Culture

Tribune | Cinéma : Plaidoyer pour un secteur en mal de cohésion et de cohérence

Par Hichem BEN AMMAR

En cette période de crise économique, évoquer la structuration du secteur cinématographique peut paraître inopportun. Or, d’un point de vue stratégique, cela reste une question importante, au même titre que l’éducation ou la santé, et, d’autant plus cruciale, qu’il s’agit de la survie d’une corporation précaire qui ne cesse de ressasser ses doléances, depuis soixante ans. La réforme du cinéma a plus que jamais besoin d’un plaidoyer énergique de la part de ceux qui croient en son impact économique et culturel. C’est un chantier tout à fait réalisable pour peu que les différents acteurs concernés se regroupent et entrevoient une communauté d’intérêts autour de ce projet de souveraineté nationale.

Une commission chargée d’apporter un éclairage sur la question a achevé ses travaux au sein du ministère des Affaires culturelles, mais elle tarde à divulguer ses résultats. Sans une feuille de route appropriée, les recommandations encore confidentielles de cette consultation pourraient rester lettres mortes comme le furent tous les projets précédents qui se sont heurtés aux fins de non-recevoir et aux velléités des autorités. Combien de projets de réformes dorment-ils dans les tiroirs, faute de volonté politique ? Pourquoi ne pas les actualiser, tout simplement. En fait, tout a été dit et clairement explicité de manière pertinente par des générations successives. Il faut maintenant passer aux actes si l’on souhaite créer un socle à même de garantir la viabilité d’une industrie avec tout ce que cela suppose en termes fiscaux et organisationnels.

Il est totalement faux de croire que les cinéastes exigent de l’argent de l’Etat. Par ces temps difficiles, ce serait vraiment irresponsable et irréaliste ! Non, les professionnels veulent juste de la cohérence pour mettre en place des mécanismes pourvoyeurs de ressources. Ces mécanismes, qui ont prouvé leur efficacité dans d’autres contrées, sont très simples à imaginer et peuvent permettre au cinéma de s’émanciper comme secteur à part entière de l’économie nationale.

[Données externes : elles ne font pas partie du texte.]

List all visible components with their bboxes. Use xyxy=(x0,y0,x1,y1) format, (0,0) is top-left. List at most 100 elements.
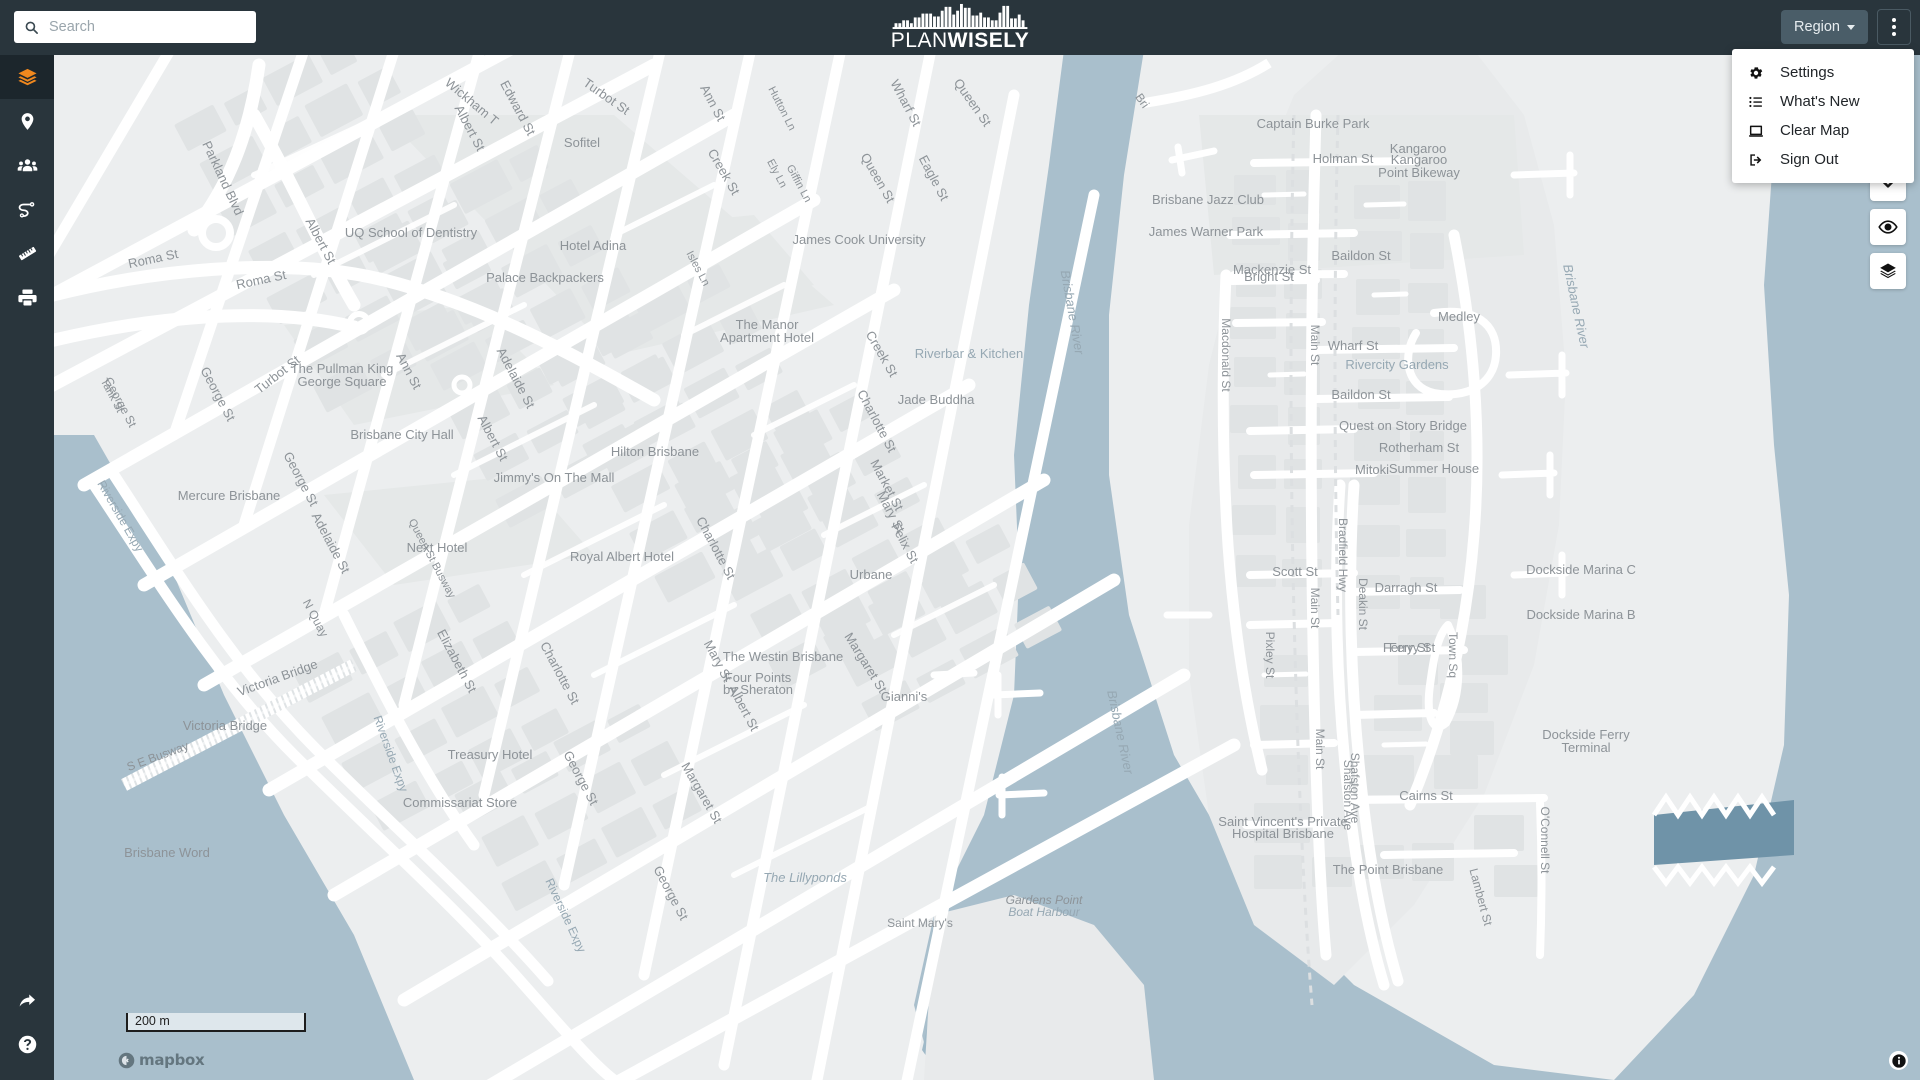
search-box[interactable] xyxy=(14,11,256,43)
map-label: Brisbane Word xyxy=(124,845,210,860)
vertical-dots-icon xyxy=(1892,25,1896,29)
map-label: Town Sq xyxy=(1446,632,1460,678)
map-label: Main St xyxy=(1308,588,1322,629)
region-button[interactable]: Region xyxy=(1781,10,1868,44)
list-icon xyxy=(1746,93,1766,111)
scale-bar: 200 m xyxy=(126,1013,306,1032)
sign-out-icon xyxy=(1746,151,1766,169)
people-icon xyxy=(17,158,37,171)
sidebar-item-share[interactable] xyxy=(0,978,54,1022)
logo-text-wisely: WISELY xyxy=(947,29,1030,52)
map-label: Baildon St xyxy=(1331,387,1391,402)
map-label: Brisbane Jazz Club xyxy=(1152,192,1264,207)
sidebar-top-tools xyxy=(0,55,54,319)
map-label: Baildon St xyxy=(1331,248,1391,263)
map-label: Ferry St xyxy=(1389,640,1436,655)
map-label: Rivercity Gardens xyxy=(1345,357,1449,372)
menu-item-sign-out[interactable]: Sign Out xyxy=(1732,145,1914,174)
app-logo: PLANWISELY xyxy=(886,3,1034,51)
map-controls[interactable] xyxy=(1870,165,1906,289)
menu-item-whats-new[interactable]: What's New xyxy=(1732,87,1914,116)
sidebar-item-layers[interactable] xyxy=(0,55,54,99)
map-label: Dockside Marina B xyxy=(1526,607,1635,622)
map-label: Sofitel xyxy=(564,135,600,150)
overflow-dropdown-menu[interactable]: Settings What's New Clear Map Sign Out xyxy=(1732,49,1914,183)
left-sidebar xyxy=(0,55,54,1080)
map-label: Captain Burke Park xyxy=(1257,116,1370,131)
map-label: Riverbar & Kitchen xyxy=(915,346,1023,361)
monitor-icon xyxy=(1746,122,1766,140)
map-label: Rotherham St xyxy=(1379,440,1460,455)
map-info-icon[interactable] xyxy=(1889,1051,1908,1070)
map-pin-icon xyxy=(21,112,33,130)
map-label: Mercure Brisbane xyxy=(178,488,281,503)
region-button-label: Region xyxy=(1794,19,1840,35)
map-label: Shafston Ave xyxy=(1348,753,1362,824)
map-label: by Sheraton xyxy=(723,682,793,697)
menu-item-clear-map[interactable]: Clear Map xyxy=(1732,116,1914,145)
sidebar-item-measure[interactable] xyxy=(0,231,54,275)
map-label: Jade Buddha xyxy=(898,392,975,407)
sidebar-item-print[interactable] xyxy=(0,275,54,319)
menu-item-label: Settings xyxy=(1780,64,1835,81)
menu-item-label: Clear Map xyxy=(1780,122,1850,139)
sidebar-bottom-tools xyxy=(0,978,54,1066)
map-control-visibility[interactable] xyxy=(1870,209,1906,245)
sidebar-item-population[interactable] xyxy=(0,143,54,187)
map-label: O'Connell St xyxy=(1538,807,1552,875)
route-icon xyxy=(18,201,34,218)
map-label: Quest on Story Bridge xyxy=(1339,418,1467,433)
map-label: Bradfield Hwy xyxy=(1336,518,1350,592)
layers-icon xyxy=(17,68,37,85)
map-label: The Point Brisbane xyxy=(1333,862,1444,877)
map-label: Urbane xyxy=(850,567,893,582)
map-label: Medley xyxy=(1438,309,1480,324)
menu-item-settings[interactable]: Settings xyxy=(1732,58,1914,87)
map-canvas[interactable]: Parkland Blvd Albert St Wickham T Edward St… xyxy=(54,55,1920,1080)
map-label: Deakin St xyxy=(1356,578,1370,631)
menu-item-label: What's New xyxy=(1780,93,1860,110)
share-arrow-icon xyxy=(19,994,35,1006)
sidebar-item-places[interactable] xyxy=(0,99,54,143)
map-label: Brisbane City Hall xyxy=(350,427,453,442)
map-label: Kangaroo xyxy=(1390,141,1446,156)
map-control-basemap[interactable] xyxy=(1870,253,1906,289)
map-label: Pixley St xyxy=(1263,632,1277,679)
map-label: UQ School of Dentistry xyxy=(345,225,478,240)
printer-icon xyxy=(17,288,37,306)
map-label: The Westin Brisbane xyxy=(723,649,843,664)
map-label: James Warner Park xyxy=(1149,224,1264,239)
map-label: Hilton Brisbane xyxy=(611,444,699,459)
search-input[interactable] xyxy=(49,19,239,35)
sidebar-item-routes[interactable] xyxy=(0,187,54,231)
vertical-dots-icon xyxy=(1892,32,1896,36)
overflow-menu-button[interactable] xyxy=(1877,9,1911,45)
map-label: Mitoki xyxy=(1355,462,1389,477)
map-label: George Square xyxy=(298,374,387,389)
map-label: Gianni's xyxy=(881,689,928,704)
search-icon xyxy=(25,21,38,34)
map-label: Hotel Adina xyxy=(560,238,627,253)
map-label: Scott St xyxy=(1272,564,1318,579)
city-skyline-icon xyxy=(892,3,1028,29)
ruler-icon xyxy=(18,246,36,260)
logo-text-plan: PLAN xyxy=(890,29,948,52)
sidebar-item-help[interactable] xyxy=(0,1022,54,1066)
map-label: Hospital Brisbane xyxy=(1232,826,1334,841)
map-label: Palace Backpackers xyxy=(486,270,604,285)
mapbox-attribution[interactable]: mapbox xyxy=(118,1051,205,1069)
map-label: Cairns St xyxy=(1399,788,1453,803)
map-label: Dockside Marina C xyxy=(1526,562,1636,577)
map-label: Terminal xyxy=(1561,740,1610,755)
map-label: Main St xyxy=(1313,729,1327,770)
map-label: Point Bikeway xyxy=(1378,165,1460,180)
map-label: Apartment Hotel xyxy=(720,330,814,345)
menu-item-label: Sign Out xyxy=(1780,151,1839,168)
map-label: Boat Harbour xyxy=(1008,905,1080,919)
map-label: The Lillyponds xyxy=(763,870,847,885)
logo-text: PLANWISELY xyxy=(891,30,1029,51)
map-label: Jimmy's On The Mall xyxy=(494,470,615,485)
map-label: Saint Mary's xyxy=(887,916,953,930)
map-label: Summer House xyxy=(1389,461,1479,476)
map-tiles: Parkland BlvdAlbert StWickham TEdward St… xyxy=(54,55,1920,1080)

Rappelons à ce propos la taxe sur les alcools et spiritueux que feu Béchir Ben Slama avait instituée, en 1984, pour soutenir le film et le livre. Cette ponction prélevée dans un secteur largement bénéficiaire avait procuré un extraordinaire flux d’argent. C’était trop beau pour être vrai ! La taxe existe toujours mais son produit a été détourné vers une destination jugée plus nécessiteuse. Ainsi pénalisé, le cinéma tunisien ne réussit pas à s’extirper du marasme.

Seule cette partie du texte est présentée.